Walmart is testing a system in several stores that allows shoppers to purchase items but skip checkout lines and any physical payment method. The system, called Scan & Go, uses a mobile app so that shoppers can scan barcodes, pay within the app, and then show the electronic receipt to a Walmart employee as they exit the store.
To a consumer, Walmart’s system may seem very similar to Amazon Go, as they both are designed to streamline the shopping experience by eliminating cashiers, check-out lines, and the waits associated with them. Amazon Go, however, uses sensors in the stores to assess prices and check items out, rather than an app. Payment is secured via a customer’s Amazon account
Walmart’s Digital Offering in Several Stores
Although Amazon Go may be more advanced digitally, it’s not as advanced in its practical application. Right now, the stores are still in the test stage.
Although Amazon is more associated with digital innovation, Walmart seems to be ahead in cashier-less shopping at this stage.
Walmart, on the other hand, has completed the original testing stage and is launching in over a dozen stores across the country, including locations in Florida, Texas, South Dakota, Georgia, Arkansas, and Kentucky.
Customers wanting to use Scan & Go have two options. They can download the apps to their smartphones or use scanners that Walmart provides in stores. Customers who are concerned about secure credit card information can also use an automated checkout register that allows them the convenience of digital checkout but offers payment options that are not confined to credit cards.

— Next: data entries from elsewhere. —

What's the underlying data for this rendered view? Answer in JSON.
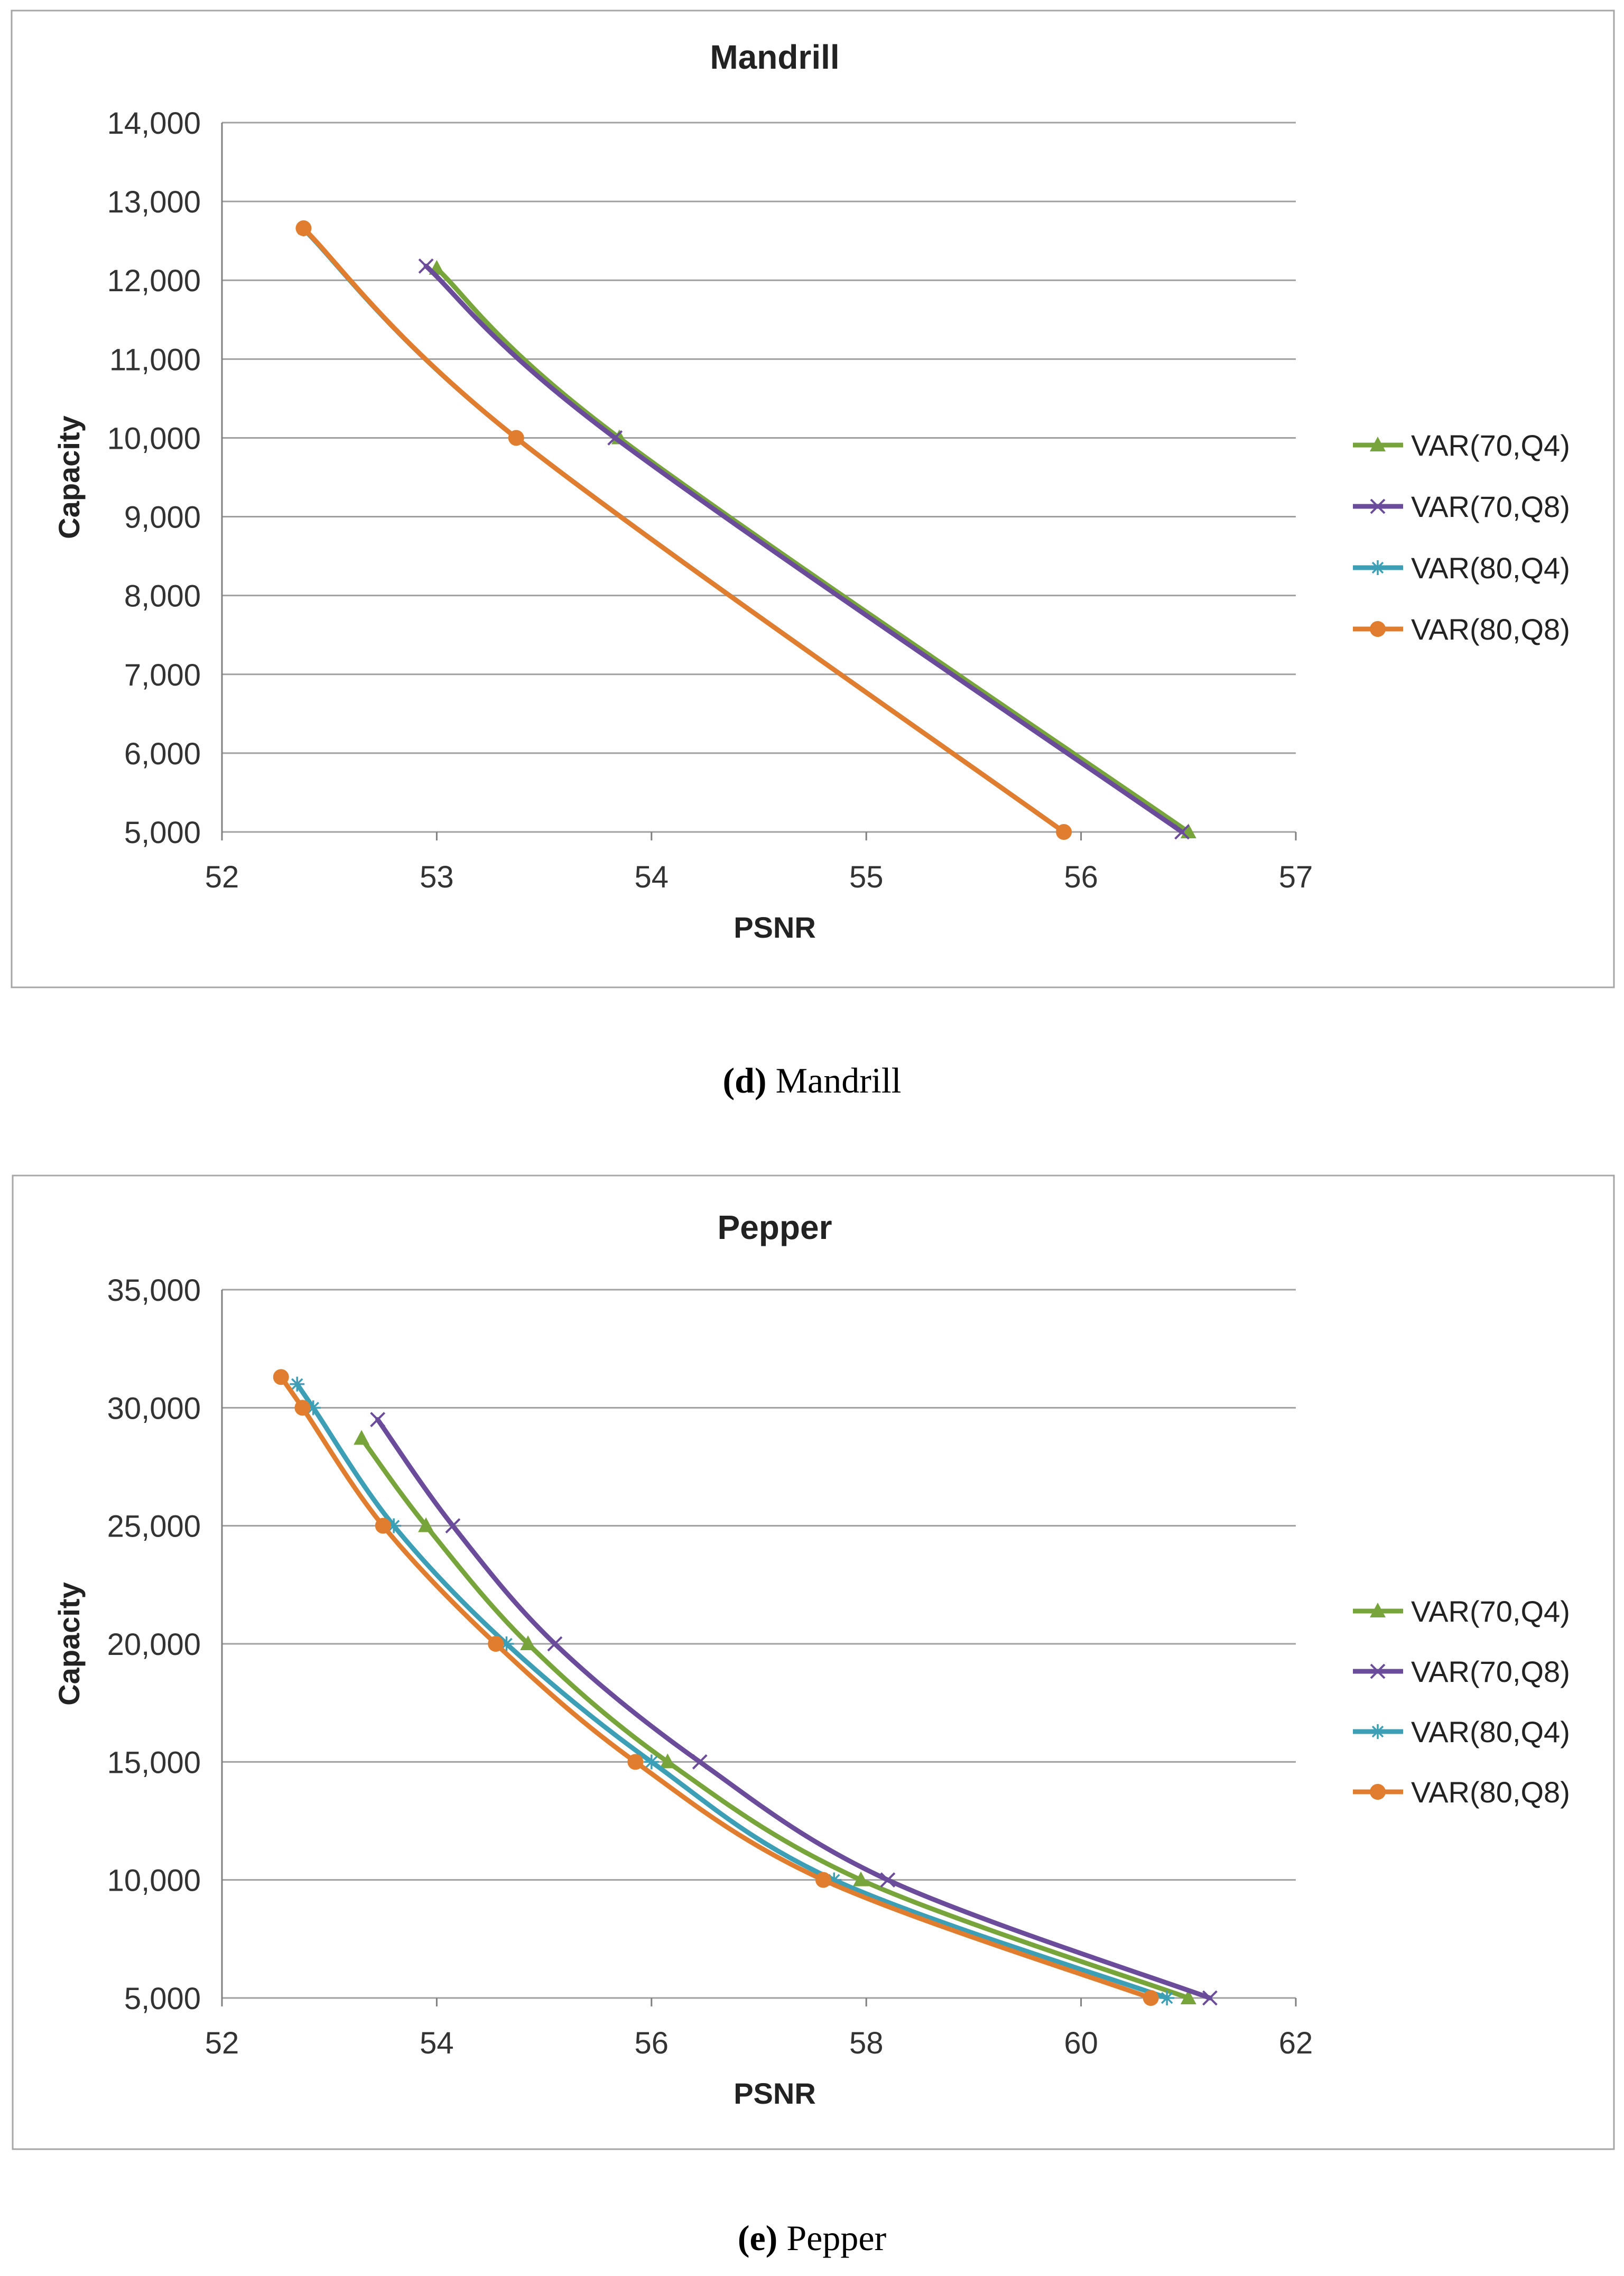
{
  "colors": {
    "VAR(70,Q4)": "#77a53b",
    "VAR(70,Q8)": "#6a4c9a",
    "VAR(80,Q4)": "#3d9fb5",
    "VAR(80,Q8)": "#e07d2e"
  },
  "chart_data": [
    {
      "type": "line",
      "title": "Mandrill",
      "xlabel": "PSNR",
      "ylabel": "Capacity",
      "xlim": [
        52,
        57
      ],
      "ylim": [
        5000,
        14000
      ],
      "xticks": [
        52,
        53,
        54,
        55,
        56,
        57
      ],
      "xtick_labels": [
        "52",
        "53",
        "54",
        "55",
        "56",
        "57"
      ],
      "yticks": [
        5000,
        6000,
        7000,
        8000,
        9000,
        10000,
        11000,
        12000,
        13000,
        14000
      ],
      "ytick_labels": [
        "5,000",
        "6,000",
        "7,000",
        "8,000",
        "9,000",
        "10,000",
        "11,000",
        "12,000",
        "13,000",
        "14,000"
      ],
      "grid": true,
      "legend": "right",
      "series": [
        {
          "name": "VAR(70,Q4)",
          "marker": "triangle",
          "x": [
            53.0,
            53.85,
            56.5
          ],
          "y": [
            12150,
            10000,
            5000
          ]
        },
        {
          "name": "VAR(70,Q8)",
          "marker": "x",
          "x": [
            52.95,
            53.83,
            56.47
          ],
          "y": [
            12180,
            10000,
            5000
          ]
        },
        {
          "name": "VAR(80,Q4)",
          "marker": "star",
          "x": [
            52.38,
            53.37,
            55.92
          ],
          "y": [
            12650,
            10000,
            5000
          ]
        },
        {
          "name": "VAR(80,Q8)",
          "marker": "circle",
          "x": [
            52.38,
            53.37,
            55.92
          ],
          "y": [
            12660,
            10000,
            5000
          ]
        }
      ]
    },
    {
      "type": "line",
      "title": "Pepper",
      "xlabel": "PSNR",
      "ylabel": "Capacity",
      "xlim": [
        52,
        62
      ],
      "ylim": [
        5000,
        35000
      ],
      "xticks": [
        52,
        54,
        56,
        58,
        60,
        62
      ],
      "xtick_labels": [
        "52",
        "54",
        "56",
        "58",
        "60",
        "62"
      ],
      "yticks": [
        5000,
        10000,
        15000,
        20000,
        25000,
        30000,
        35000
      ],
      "ytick_labels": [
        "5,000",
        "10,000",
        "15,000",
        "20,000",
        "25,000",
        "30,000",
        "35,000"
      ],
      "grid": true,
      "legend": "right",
      "series": [
        {
          "name": "VAR(70,Q4)",
          "marker": "triangle",
          "x": [
            53.3,
            53.9,
            54.85,
            56.15,
            57.95,
            61.0
          ],
          "y": [
            28700,
            25000,
            20000,
            15000,
            10000,
            5000
          ]
        },
        {
          "name": "VAR(70,Q8)",
          "marker": "x",
          "x": [
            53.45,
            54.15,
            55.1,
            56.45,
            58.2,
            61.2
          ],
          "y": [
            29500,
            25000,
            20000,
            15000,
            10000,
            5000
          ]
        },
        {
          "name": "VAR(80,Q4)",
          "marker": "star",
          "x": [
            52.7,
            52.85,
            53.6,
            54.65,
            56.0,
            57.7,
            60.8
          ],
          "y": [
            31000,
            30000,
            25000,
            20000,
            15000,
            10000,
            5000
          ]
        },
        {
          "name": "VAR(80,Q8)",
          "marker": "circle",
          "x": [
            52.55,
            52.75,
            53.5,
            54.55,
            55.85,
            57.6,
            60.65
          ],
          "y": [
            31300,
            30000,
            25000,
            20000,
            15000,
            10000,
            5000
          ]
        }
      ]
    }
  ],
  "captions": [
    {
      "label": "(d)",
      "text": " Mandrill"
    },
    {
      "label": "(e)",
      "text": " Pepper"
    }
  ]
}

One of the business strategies behind both, notes Forbes, is a desire to move into the grocery shopping sector, a $600 billion market in the U.S. Business Insider noted earlier this year that Amazon Go was planned specifically to be a smaller-sized convenience store, with bread, milk, and other grocery store staples. The stores are also planned to be roughly 1,800 square feet in size, which is smaller than the average supermarket.
Customers who happily use Amazon to purchase multiple items on line still want to be able to see their fruits and vegetables. Part of the thinking behind Amazon Go might be to rectify this deficit. Last year, Amazon’s in-house planning indicated a strategy to build 2,000 grocery stores nationwide over the next 10 years. Earlier this year, of course, Amazon purchased Whole Foods, a grocery chain.
If electronic shopping is successful in stores, it provides a way to offer customers the convenience of online shopping with the ability to physically see — and hoist and smell — merchandise.
Will Walmart beat mighty Amazon at a digital game? So far, it seems to be winning, but don’t count Amazon out yet. But the idea of checking out digitally is definitely an idea whose time has come.